The Chanting of the market women
At the market scene, the women are busy preparing their market goods and wait for the customers to come and purchase them. The narrator notices that the women are busy chanting at passersby requesting them to buy their products. The author writes, “A few spectrums of women, segregated inside their grimy burqas, extend imploring hands and clutch at passersby; some receive a coin for their trouble, others just a curse. Often, when the women grow too insistent, an infuriated lashing drive them backward. But their retreat is brief, and soon they return to the assault, chanting their intolerable supplications."

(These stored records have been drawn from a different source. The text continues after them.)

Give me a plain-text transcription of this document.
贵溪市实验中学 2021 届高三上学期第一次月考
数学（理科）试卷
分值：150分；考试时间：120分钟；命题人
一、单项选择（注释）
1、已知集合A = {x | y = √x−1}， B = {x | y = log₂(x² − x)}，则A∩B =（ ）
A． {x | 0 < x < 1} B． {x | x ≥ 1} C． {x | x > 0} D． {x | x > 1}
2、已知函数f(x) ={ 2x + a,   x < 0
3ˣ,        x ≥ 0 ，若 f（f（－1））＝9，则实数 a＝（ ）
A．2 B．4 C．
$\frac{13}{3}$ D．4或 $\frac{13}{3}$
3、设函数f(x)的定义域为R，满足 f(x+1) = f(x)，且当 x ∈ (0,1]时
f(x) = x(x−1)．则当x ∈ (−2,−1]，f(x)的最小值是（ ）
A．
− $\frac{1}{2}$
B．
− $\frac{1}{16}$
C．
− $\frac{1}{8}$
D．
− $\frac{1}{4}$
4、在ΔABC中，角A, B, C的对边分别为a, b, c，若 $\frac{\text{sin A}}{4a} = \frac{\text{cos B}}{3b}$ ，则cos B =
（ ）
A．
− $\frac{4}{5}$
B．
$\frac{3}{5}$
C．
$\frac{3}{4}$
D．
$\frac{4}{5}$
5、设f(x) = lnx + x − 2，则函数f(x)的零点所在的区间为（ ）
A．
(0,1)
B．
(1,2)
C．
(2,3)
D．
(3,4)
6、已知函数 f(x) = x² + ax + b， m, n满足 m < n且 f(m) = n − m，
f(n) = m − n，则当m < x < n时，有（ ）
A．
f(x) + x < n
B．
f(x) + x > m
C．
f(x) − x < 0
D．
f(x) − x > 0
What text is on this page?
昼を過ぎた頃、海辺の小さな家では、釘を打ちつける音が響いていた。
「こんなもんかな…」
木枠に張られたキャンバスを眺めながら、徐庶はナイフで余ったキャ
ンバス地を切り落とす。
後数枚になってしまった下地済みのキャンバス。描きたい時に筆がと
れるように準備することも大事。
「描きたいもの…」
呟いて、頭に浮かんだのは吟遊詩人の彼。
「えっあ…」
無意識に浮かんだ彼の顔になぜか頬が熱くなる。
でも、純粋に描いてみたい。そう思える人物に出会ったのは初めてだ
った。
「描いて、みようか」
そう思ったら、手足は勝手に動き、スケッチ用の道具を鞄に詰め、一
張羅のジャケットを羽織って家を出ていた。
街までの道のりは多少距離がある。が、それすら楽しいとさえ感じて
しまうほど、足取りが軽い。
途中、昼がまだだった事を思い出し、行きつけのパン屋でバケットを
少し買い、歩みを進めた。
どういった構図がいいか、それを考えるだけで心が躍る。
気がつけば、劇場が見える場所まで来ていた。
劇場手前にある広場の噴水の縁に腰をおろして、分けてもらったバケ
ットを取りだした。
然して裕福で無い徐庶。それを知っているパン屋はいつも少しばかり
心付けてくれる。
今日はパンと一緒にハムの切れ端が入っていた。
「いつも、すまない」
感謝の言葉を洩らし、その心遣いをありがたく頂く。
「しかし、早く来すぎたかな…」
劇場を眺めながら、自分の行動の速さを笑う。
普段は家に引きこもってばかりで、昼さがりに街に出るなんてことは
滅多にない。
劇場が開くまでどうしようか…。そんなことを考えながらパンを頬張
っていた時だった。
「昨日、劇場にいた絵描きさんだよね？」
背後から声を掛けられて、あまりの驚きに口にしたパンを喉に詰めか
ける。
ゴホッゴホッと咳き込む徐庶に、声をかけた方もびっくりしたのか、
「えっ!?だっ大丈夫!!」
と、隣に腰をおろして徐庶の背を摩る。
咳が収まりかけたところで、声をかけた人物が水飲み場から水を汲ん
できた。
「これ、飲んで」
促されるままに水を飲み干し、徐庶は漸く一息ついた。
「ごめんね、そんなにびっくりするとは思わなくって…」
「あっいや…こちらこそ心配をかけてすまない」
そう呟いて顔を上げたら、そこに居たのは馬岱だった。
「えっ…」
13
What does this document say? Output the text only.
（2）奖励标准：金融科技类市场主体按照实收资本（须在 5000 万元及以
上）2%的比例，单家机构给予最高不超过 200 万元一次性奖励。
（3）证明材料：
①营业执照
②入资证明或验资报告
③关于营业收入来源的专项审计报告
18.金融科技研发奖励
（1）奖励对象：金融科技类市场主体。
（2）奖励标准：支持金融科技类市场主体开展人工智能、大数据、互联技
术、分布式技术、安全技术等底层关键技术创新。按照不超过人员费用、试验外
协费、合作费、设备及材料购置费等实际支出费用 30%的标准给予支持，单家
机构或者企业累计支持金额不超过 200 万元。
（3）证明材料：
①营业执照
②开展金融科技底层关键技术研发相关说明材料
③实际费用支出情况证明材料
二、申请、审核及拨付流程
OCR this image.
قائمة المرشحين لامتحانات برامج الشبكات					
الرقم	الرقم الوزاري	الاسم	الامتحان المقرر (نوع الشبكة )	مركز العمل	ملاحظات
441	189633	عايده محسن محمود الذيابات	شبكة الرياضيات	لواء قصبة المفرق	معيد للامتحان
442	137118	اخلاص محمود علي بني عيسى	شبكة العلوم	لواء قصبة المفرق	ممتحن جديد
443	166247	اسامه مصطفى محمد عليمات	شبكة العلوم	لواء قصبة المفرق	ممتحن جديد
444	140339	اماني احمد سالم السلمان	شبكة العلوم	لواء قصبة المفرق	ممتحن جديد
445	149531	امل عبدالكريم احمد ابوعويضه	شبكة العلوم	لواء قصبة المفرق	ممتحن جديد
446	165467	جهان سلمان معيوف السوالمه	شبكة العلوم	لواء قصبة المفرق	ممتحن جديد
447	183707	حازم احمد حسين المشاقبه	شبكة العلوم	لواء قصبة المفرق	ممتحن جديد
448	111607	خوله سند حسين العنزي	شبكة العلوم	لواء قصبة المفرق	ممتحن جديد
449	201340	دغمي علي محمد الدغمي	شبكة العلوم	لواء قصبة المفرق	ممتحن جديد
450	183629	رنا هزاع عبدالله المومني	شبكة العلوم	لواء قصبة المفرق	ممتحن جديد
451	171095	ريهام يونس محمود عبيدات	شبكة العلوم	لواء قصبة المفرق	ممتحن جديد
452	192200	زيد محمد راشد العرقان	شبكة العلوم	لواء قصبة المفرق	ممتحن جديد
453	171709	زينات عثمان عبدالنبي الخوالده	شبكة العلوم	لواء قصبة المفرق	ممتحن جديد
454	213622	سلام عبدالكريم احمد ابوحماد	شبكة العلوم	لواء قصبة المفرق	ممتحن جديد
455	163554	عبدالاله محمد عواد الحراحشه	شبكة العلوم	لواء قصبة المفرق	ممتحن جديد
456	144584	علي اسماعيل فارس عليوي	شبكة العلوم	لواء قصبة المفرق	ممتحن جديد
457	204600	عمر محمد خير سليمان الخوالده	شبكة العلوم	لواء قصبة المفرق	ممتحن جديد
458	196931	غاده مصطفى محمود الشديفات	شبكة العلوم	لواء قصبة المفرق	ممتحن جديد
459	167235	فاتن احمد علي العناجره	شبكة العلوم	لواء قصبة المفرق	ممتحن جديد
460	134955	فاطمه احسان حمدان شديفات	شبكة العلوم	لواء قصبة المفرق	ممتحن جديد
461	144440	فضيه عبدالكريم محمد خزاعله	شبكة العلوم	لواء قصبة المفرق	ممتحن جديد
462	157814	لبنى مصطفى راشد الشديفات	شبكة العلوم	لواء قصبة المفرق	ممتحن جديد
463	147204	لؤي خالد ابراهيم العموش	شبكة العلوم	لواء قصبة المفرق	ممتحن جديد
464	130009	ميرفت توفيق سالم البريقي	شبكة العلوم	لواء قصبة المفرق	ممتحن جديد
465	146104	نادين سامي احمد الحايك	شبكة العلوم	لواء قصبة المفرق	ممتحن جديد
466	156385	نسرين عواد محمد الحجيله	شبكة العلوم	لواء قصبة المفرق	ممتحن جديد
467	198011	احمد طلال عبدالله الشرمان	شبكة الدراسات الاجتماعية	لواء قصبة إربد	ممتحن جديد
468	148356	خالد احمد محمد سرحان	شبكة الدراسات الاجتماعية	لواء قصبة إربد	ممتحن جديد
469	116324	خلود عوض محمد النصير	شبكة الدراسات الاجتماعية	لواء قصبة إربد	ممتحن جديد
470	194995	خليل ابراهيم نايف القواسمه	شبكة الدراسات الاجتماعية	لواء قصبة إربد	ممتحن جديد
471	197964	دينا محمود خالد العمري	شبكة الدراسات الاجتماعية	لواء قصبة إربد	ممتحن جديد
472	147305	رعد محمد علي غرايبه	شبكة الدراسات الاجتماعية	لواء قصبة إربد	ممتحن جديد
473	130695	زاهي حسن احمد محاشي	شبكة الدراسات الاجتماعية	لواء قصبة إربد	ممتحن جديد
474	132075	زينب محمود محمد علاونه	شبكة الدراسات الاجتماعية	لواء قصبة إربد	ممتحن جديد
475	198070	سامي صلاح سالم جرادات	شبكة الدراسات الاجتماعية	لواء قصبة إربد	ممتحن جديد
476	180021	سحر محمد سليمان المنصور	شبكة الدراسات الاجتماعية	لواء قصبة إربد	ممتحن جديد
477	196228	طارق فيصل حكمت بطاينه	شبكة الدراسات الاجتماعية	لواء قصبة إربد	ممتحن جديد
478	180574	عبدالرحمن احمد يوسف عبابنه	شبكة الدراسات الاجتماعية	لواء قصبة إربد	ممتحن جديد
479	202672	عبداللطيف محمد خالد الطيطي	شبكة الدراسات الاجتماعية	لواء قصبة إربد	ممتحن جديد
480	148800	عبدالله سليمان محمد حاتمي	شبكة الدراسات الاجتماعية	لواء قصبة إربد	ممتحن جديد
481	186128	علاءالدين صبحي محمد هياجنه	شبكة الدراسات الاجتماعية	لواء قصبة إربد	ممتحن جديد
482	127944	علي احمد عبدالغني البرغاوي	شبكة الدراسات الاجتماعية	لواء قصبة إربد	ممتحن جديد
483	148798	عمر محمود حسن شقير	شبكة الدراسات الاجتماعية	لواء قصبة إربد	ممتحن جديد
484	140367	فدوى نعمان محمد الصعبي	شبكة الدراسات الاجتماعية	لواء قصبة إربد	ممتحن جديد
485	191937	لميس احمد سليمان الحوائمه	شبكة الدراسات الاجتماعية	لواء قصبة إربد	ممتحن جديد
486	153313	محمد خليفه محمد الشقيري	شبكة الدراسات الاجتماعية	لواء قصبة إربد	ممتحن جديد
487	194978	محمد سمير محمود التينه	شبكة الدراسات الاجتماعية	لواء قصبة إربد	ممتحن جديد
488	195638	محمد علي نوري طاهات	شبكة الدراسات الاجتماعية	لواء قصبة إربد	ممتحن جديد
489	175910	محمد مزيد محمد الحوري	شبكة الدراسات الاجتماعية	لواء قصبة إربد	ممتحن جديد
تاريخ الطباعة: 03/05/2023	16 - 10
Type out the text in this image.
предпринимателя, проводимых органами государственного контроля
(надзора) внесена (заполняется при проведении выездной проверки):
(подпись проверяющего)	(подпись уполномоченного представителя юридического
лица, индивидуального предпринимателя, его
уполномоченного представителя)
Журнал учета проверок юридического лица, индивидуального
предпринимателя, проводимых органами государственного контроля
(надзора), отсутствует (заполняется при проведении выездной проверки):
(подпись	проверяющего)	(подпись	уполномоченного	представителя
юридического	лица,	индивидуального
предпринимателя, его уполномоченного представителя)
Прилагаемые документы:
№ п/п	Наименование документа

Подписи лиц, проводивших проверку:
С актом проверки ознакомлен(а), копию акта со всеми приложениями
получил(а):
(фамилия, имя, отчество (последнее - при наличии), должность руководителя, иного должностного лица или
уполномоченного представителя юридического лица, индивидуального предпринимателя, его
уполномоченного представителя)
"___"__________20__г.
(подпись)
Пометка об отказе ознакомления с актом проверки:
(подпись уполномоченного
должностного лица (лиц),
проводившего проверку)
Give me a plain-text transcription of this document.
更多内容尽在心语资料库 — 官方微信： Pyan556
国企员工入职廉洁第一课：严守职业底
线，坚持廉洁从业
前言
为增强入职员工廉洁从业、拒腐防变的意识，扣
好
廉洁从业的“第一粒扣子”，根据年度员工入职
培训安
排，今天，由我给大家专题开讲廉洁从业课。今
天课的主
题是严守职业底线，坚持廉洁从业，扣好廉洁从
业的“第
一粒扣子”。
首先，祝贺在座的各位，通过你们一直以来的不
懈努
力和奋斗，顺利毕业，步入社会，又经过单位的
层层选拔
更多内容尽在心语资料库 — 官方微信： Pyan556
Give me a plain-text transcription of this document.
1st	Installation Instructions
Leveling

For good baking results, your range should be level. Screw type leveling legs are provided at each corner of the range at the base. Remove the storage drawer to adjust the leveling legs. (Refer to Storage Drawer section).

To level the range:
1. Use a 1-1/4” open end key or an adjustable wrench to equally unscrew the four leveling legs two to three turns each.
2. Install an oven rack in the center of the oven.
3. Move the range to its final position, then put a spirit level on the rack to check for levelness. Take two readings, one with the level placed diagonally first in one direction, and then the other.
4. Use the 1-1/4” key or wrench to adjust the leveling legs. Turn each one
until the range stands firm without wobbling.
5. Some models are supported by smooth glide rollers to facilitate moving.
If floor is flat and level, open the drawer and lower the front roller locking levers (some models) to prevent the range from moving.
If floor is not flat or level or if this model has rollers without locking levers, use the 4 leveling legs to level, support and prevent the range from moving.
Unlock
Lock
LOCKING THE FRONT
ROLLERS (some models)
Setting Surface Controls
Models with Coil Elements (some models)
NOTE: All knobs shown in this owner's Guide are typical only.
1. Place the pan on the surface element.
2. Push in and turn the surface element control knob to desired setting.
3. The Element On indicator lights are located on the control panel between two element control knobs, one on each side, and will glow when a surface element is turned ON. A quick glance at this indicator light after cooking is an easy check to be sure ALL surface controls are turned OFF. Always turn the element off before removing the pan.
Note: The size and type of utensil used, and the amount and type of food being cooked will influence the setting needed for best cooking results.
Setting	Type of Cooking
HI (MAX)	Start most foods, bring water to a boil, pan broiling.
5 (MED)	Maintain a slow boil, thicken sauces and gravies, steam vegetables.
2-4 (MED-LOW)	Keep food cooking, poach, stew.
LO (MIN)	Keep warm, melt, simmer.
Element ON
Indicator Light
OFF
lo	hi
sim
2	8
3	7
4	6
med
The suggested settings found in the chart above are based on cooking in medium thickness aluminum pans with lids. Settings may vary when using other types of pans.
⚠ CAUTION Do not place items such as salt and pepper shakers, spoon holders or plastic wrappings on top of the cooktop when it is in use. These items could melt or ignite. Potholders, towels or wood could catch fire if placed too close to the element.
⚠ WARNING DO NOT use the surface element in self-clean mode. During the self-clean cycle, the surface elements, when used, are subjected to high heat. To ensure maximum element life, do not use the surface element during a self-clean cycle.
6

The imagery of flies and snot
The smell of the rotting tomatoes and onions at the market attracts flies and snots, which depicts the sense of smell to customers. The author writes, “Others, encumbered by brats whose faces are covered with flies and snot, cluster desperately around the fruit vendors, interrupting their singsong litanies only to lunge for the occasional rotten tomato or onion that an alert customer may discover at the bottom of his basket.”
The imagery of Atiq Shaukat
Atiq is not happy, and he looks at his watch angrily while clenching his teeth. Atiq's actions portray the sense of sight. The author writes, "Atiq Shaukat looks at his watch and clenches his teeth in anger. The executioner must have arrived a good ten minutes ago, and he, Atiq, is still dawdling in the streets.”
The Russian Tidal wave
Mohsen was a happy ten-year-old kid who was innocent, and he enjoyed what life had to offer because his father was a rich man in the Afghan city. Mohsen's joyousness was disrupted when the Russian tidal wave of invasion struck the peaceful town. The author writes, "And then came the Russian tidal wave, with its apocalyptic armada and its triumph massiveness. The Afghan sky, under which most beautiful idylls on earth were woven, grew suddenly dark with armored predators; ats azure limpidity was streaked with powder trails, and the terrified swallows dispersed under a barrage of missiles. War hard arrived.” The author's description of the Russian tidal wave depicts the sense of sight to readers.